Discounts for pipeline space traded on the secondary market may also make 
exports more viable because they reduce the cost of shipping oil to ports on the 
Gulf Coast. 
 
Traders on Thursday reported seeing discounted rates on Magellan Midstream 
Partners' and Plains All American Pipeline's 300,000 barrel-per-day (bpd) 
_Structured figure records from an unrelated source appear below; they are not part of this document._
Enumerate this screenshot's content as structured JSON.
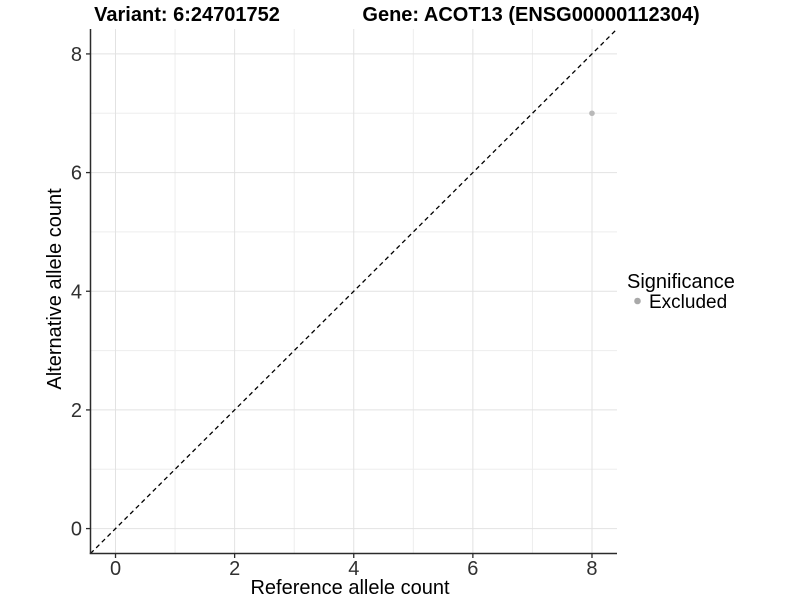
{
  "chart_data": {
    "type": "scatter",
    "titles": {
      "left": "Variant: 6:24701752",
      "right": "Gene: ACOT13 (ENSG00000112304)"
    },
    "xlabel": "Reference allele count",
    "ylabel": "Alternative allele count",
    "xlim": [
      -0.42,
      8.42
    ],
    "ylim": [
      -0.42,
      8.42
    ],
    "x_major_ticks": [
      0,
      2,
      4,
      6,
      8
    ],
    "y_major_ticks": [
      0,
      2,
      4,
      6,
      8
    ],
    "x_minor_gridlines": [
      1,
      3,
      5,
      7
    ],
    "y_minor_gridlines": [
      1,
      3,
      5,
      7
    ],
    "grid": "major and minor gridlines on, white panel background",
    "points": [
      {
        "x": 8,
        "y": 7,
        "series": "Excluded"
      }
    ],
    "abline": {
      "slope": 1,
      "intercept": 0,
      "linetype": "dashed",
      "color": "#000000"
    },
    "legend": {
      "title": "Significance",
      "position": "right",
      "entries": [
        {
          "label": "Excluded",
          "color": "#b0b0b0"
        }
      ]
    },
    "colors": {
      "point": "#b9b9b9",
      "legend_key": "#a9a9a9",
      "grid_major": "#e2e2e2",
      "grid_minor": "#ededed",
      "axis_line": "#2b2b2b",
      "tick_text": "#303030",
      "title_text": "#000000",
      "abline": "#000000"
    }
  }
}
BridgeTex, which connects the Permian Basin to the U.S. Gulf Coast, and 
TransCanada Corp's 700,000-bpd MarketLink system, which moves crude from Cushing 
to the U.S. Gulf Coast. 
 
The increased interest in exporting helped support cash prices this week, 
traders said, with WTI at Midland, Texas, <WTC-WTM> jumping 55 cents to trade at 
a 15-cent-per-barrel premium to U.S. futures. WTI at Magellan East Houston 
jumped 50 cents a barrel this week, trading at a $1.35 a barrel premium to the 
U.S. benchmark. 
 
To be sure, several sources said the economics were still too tight for their 
shops to make exports work. They noted the current spread favored those with 
committed space on certain pipelines, access to ships, or refining and storage 
assets. 
 
"Players with a system - pipe space, tankers on time charter or a refinery short 
will have better econs than those looking to do spot business," said Dominic 
Haywood, an analyst with Energy Aspects.